The details of the approaches (after replacing line A & B) & the result while trying to upload german language character filename on Windows Filezilla are:
1) Approach:
Code: Select all
std::wstring localpath = fz::to_native(localFile)_; //LINE-A
std::wstring remotepath = path + remoteFile_; //LINE-B
Result:
Code: Select all
Status: Starting upload of E:\Hörbücher.txt
Status: Retrieving directory listing of "/0000"...
Command: list 0000
Command: put 0000 "E:\Hörbücher.txt" "Hörbücher.txt"
Error: Unknown eventType 54
Error: File transfer failed
2) Approach:
Code: Select all
std::wstring localpath = fz::to_native(localFile)_; //LINE-A
std::wstring remotepath = fz::to_utf8(path + remoteFile_); //LINE-B
Result:
3) Approach:
Code: Select all
std::wstring localpath = fz::to_wstring_from_utf8(fz::to_string(localFile_));
std::wstring remotepath = fz::to_wstring_from_utf8(fz::to_string(path + remoteFile_));
Result:
Code: Select all
Status: Starting upload of E:\Office Work\Hörbücher.txt
Status: Retrieving directory listing of "/0000"...
Command: list 0000
Command: put 0000 "" ""
Error: Bad arguments
Error: File transfer failed
4) Approach:
Code: Select all
std::wstring localpath = fz::to_native(fz::to_string(localFile_));
std::wstring remotepath = fz::to_native(fz::to_string(path + remoteFile_));
Result:
Same error as in 1)
5) Approach:
Code: Select all
std::wstring localpath = fz::to_wstring(fz::to_utf8(fz::to_native(localFile_)));
std::wstring remotepath = fz::to_wstring(fz::to_utf8(fz::to_native(path + remoteFile_)));
Result:
Code: Select all
Status: Starting upload of E:\Hörbücher.txt
Status: Retrieving directory listing of "/0000"...
Command: list 0000
Command: put 0000 "E:\Hörbücher.txt" "Hörbücher.txt"

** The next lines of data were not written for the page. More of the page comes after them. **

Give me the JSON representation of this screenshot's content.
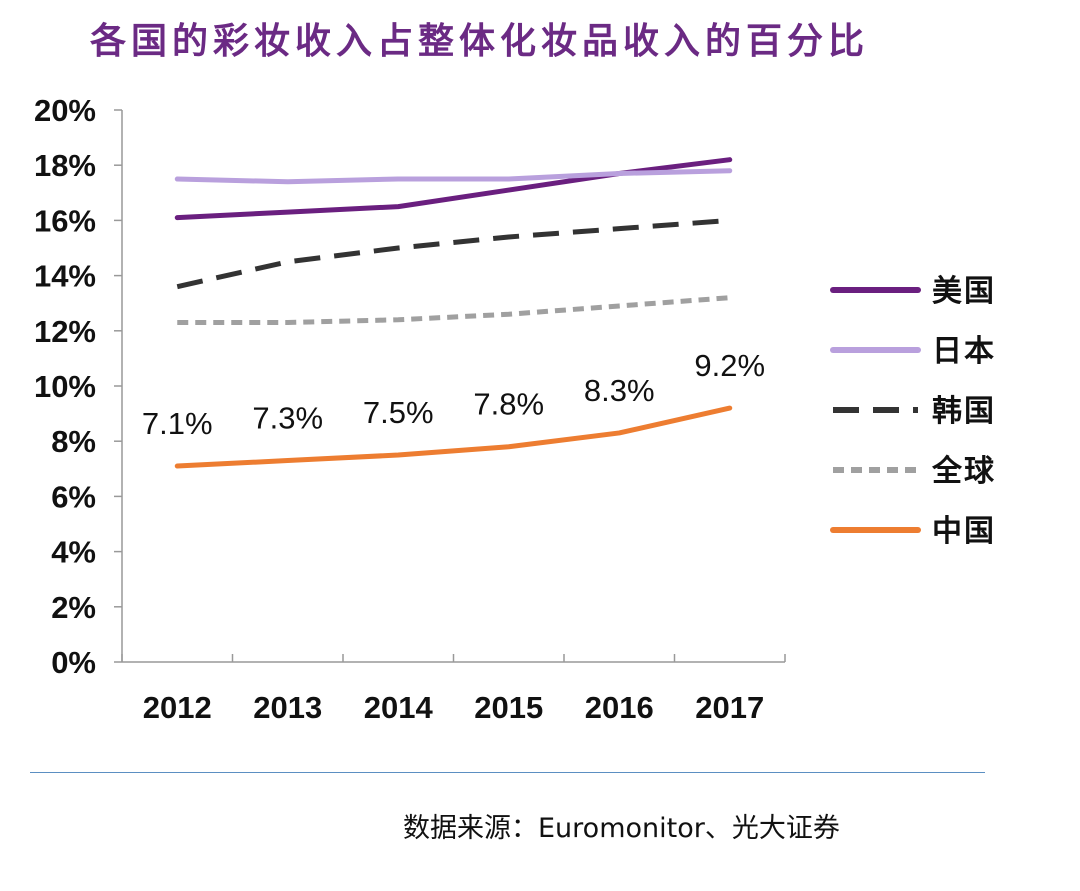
{
  "chart_data": {
    "type": "line",
    "title": "各国的彩妆收入占整体化妆品收入的百分比",
    "categories": [
      "2012",
      "2013",
      "2014",
      "2015",
      "2016",
      "2017"
    ],
    "y_ticks": [
      "0%",
      "2%",
      "4%",
      "6%",
      "8%",
      "10%",
      "12%",
      "14%",
      "16%",
      "18%",
      "20%"
    ],
    "ylim": [
      0,
      20
    ],
    "y_unit": "%",
    "grid": false,
    "legend_position": "right",
    "series": [
      {
        "name": "美国",
        "values": [
          16.1,
          16.3,
          16.5,
          17.1,
          17.7,
          18.2
        ],
        "color": "#6a1f7f",
        "dash": "solid"
      },
      {
        "name": "日本",
        "values": [
          17.5,
          17.4,
          17.5,
          17.5,
          17.7,
          17.8
        ],
        "color": "#b9a0dd",
        "dash": "solid"
      },
      {
        "name": "韩国",
        "values": [
          13.6,
          14.5,
          15.0,
          15.4,
          15.7,
          16.0
        ],
        "color": "#333333",
        "dash": "long"
      },
      {
        "name": "全球",
        "values": [
          12.3,
          12.3,
          12.4,
          12.6,
          12.9,
          13.2
        ],
        "color": "#a0a0a0",
        "dash": "short"
      },
      {
        "name": "中国",
        "values": [
          7.1,
          7.3,
          7.5,
          7.8,
          8.3,
          9.2
        ],
        "color": "#ed7d31",
        "dash": "solid",
        "labels": [
          "7.1%",
          "7.3%",
          "7.5%",
          "7.8%",
          "8.3%",
          "9.2%"
        ]
      }
    ]
  },
  "source": "数据来源：Euromonitor、光大证券"
}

Error: Unknown eventType 54
Error: File transfer failed
Re: Unable to upload file with german characters in filename
Posted: 2020-08-08 23:11
by test
I also tried #include<codecvt> and all that stuff.
However, the FileZilla uses C++17, which does not support the deprecated codecvt
Also, I tried converting widechar (std::wstring) to multibyte (std::string)
However, it seems that both of these approaches would be anyway useless in my case because of the constraints that:
a) on one hand, filezilla supports UTF-8 only
whereas
b) controlSocket_.SendCommand(), controlSocket_.QuoteFilename() functions as well as localFile_ & remoteFile_ variables allow only wstring.
Now, the issue is probably complicated since native-string wstring's wchar_t on Windows takes minimum 2 bytes, but takes minimum 1 byte on Mac/Unix
However, I wonder how the same file gets uploaded to an SFTP server
I can't figure out this. I am really confused.
Re: Unable to upload file with german characters in filename
Posted: 2020-08-10 09:33
by botg
The return type of fz::to_native is fz::native_string, which is a variable typedef depending on target operating system.
Re: Unable to upload file with german characters in filename
Posted: 2020-08-10 10:27
by test
botg wrote: ↑2020-08-10 09:33
The return type of fz::to_native is fz::native_string, which is a variable typedef depending on target operating system.
Yes, I understood that
--------------------------------------------------------------
Following the code in /src/engine/sftp/filetransfer.cpp, I had also tried removing "L" specifier from function & made it as the pseudocode:
control_socket.sendCommand("put" + " " +<variable obtained after converting std::wstring bucket to std::string> + " " + " " + <variable obtained after converting std::wstring localFile_ to std::string> + " " + <variable obtained after converting std::wstring remote_ to std::string>);
However, that doesn't even compile since the control_socket.sendCommand() function takes std::wstring arguments only.
-------------------------------------------------------------
However, I would like to know what am I doing wrong.
Is there any check required in my approach?
Or, could you point out to any specific code part in /src/engine/sftp or /src/engine/ftp which might be used for some reference.
Thanks again & againa
Re: Unable to upload file with german characters in filename
Posted: 2020-08-10 11:17
by botg
Don't modify anything in src/engine/storj, when issuing commands, they are converted from wstring to UTF-8, which is the encoding of the inter-process communication.
In the stub, convert from UTF-8 to the system's native encoding.